The Queensland Labor government has form. Would you believe the proposal is to charge a fee? The solution for them is that they would like to have a regulation which lists all labour hire firms. To be on the list, of course, firms will have to pay, so they are going to tax them. On top of that, firms have to report the number of employees they have, as well as the number of employees engaged through work visa arrangements. Now, I think whoever put this together has never worked in the horticulture field. We are talking about thousands and thousands of workers, which change not only on a weekly or daily basis but on an hourly basis. Fundamentally, workers could do three hours of work and move to a different property on a different farm with a different employer every single week.
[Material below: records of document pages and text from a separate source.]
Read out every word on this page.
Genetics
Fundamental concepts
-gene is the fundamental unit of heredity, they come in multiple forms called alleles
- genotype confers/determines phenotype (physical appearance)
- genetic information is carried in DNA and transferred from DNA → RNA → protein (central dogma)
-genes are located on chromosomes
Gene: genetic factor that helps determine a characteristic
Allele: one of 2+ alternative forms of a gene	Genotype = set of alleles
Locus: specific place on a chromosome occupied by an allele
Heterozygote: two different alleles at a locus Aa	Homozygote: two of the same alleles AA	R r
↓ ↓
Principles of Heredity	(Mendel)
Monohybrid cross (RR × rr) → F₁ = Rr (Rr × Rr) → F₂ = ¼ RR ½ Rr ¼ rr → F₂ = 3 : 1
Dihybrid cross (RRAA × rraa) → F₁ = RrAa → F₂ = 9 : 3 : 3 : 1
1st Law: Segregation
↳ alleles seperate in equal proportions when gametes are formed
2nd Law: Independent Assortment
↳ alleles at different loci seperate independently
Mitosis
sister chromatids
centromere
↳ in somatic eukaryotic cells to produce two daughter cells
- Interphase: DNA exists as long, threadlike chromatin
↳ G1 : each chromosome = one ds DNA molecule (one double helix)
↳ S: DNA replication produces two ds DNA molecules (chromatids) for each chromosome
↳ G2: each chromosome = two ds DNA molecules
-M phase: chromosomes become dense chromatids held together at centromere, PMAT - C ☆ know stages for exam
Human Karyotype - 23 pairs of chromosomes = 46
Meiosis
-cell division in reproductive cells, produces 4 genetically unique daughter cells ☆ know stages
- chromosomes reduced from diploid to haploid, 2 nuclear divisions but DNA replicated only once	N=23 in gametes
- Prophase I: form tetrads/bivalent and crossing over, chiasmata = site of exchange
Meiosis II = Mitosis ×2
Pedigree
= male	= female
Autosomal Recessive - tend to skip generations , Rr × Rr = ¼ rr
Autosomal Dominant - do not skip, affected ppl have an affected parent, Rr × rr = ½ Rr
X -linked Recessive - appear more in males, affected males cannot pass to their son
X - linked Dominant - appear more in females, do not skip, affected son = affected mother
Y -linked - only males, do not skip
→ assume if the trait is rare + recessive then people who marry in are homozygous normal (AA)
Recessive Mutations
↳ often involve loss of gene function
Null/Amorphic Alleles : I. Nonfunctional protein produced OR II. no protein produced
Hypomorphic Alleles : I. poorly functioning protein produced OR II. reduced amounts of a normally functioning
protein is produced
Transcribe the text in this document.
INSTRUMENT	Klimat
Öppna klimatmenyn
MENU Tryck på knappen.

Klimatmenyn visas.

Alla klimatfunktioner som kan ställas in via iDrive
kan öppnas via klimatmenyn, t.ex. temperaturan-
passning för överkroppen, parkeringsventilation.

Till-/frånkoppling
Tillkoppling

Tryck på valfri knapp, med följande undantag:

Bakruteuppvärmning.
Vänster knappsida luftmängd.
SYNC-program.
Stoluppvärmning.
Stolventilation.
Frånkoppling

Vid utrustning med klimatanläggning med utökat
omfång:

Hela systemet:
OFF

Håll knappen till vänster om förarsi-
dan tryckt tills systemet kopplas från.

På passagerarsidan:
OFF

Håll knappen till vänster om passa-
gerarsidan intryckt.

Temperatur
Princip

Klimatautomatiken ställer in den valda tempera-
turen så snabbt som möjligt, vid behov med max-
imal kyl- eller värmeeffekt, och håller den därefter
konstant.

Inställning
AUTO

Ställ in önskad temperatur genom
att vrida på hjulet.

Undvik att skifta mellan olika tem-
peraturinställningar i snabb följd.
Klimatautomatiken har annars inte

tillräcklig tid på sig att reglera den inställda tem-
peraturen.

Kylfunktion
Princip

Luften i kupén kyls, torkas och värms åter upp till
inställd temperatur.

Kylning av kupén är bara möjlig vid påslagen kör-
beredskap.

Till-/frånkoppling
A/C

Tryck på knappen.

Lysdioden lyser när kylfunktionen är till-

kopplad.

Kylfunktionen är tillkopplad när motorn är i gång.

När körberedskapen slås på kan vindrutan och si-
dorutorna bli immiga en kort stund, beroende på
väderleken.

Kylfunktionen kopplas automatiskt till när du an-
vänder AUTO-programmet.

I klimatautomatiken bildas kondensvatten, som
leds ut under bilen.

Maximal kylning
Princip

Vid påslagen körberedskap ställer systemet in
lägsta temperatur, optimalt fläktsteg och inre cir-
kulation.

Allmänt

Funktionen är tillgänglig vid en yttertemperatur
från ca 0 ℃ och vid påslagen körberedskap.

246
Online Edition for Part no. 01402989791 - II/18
This is another burden of red tape on our hardworking small businesses. This is another tax from the Queensland Labor government, which small businesses are going to absolutely have to pay, unfortunately. Then, to be out to say, ‘This is the only solution,’ I think, is incorrect. The absolute best way to do this is the way that we have taken it on in consultation with the state governments. Taskforce Cadena brings together all of the different jurisdictions. It has been successful. It is making a difference. It is cracking down, and I can tell you that, being on the ground, we have seen the results.
In my electorate, specifically in my home town, I have seen four brand-new backpacker accommodation hostels. That is clearly because we are making a real difference on the ground for people who are being exploited. Certainly, we will continue to do that. I commend the bill to House.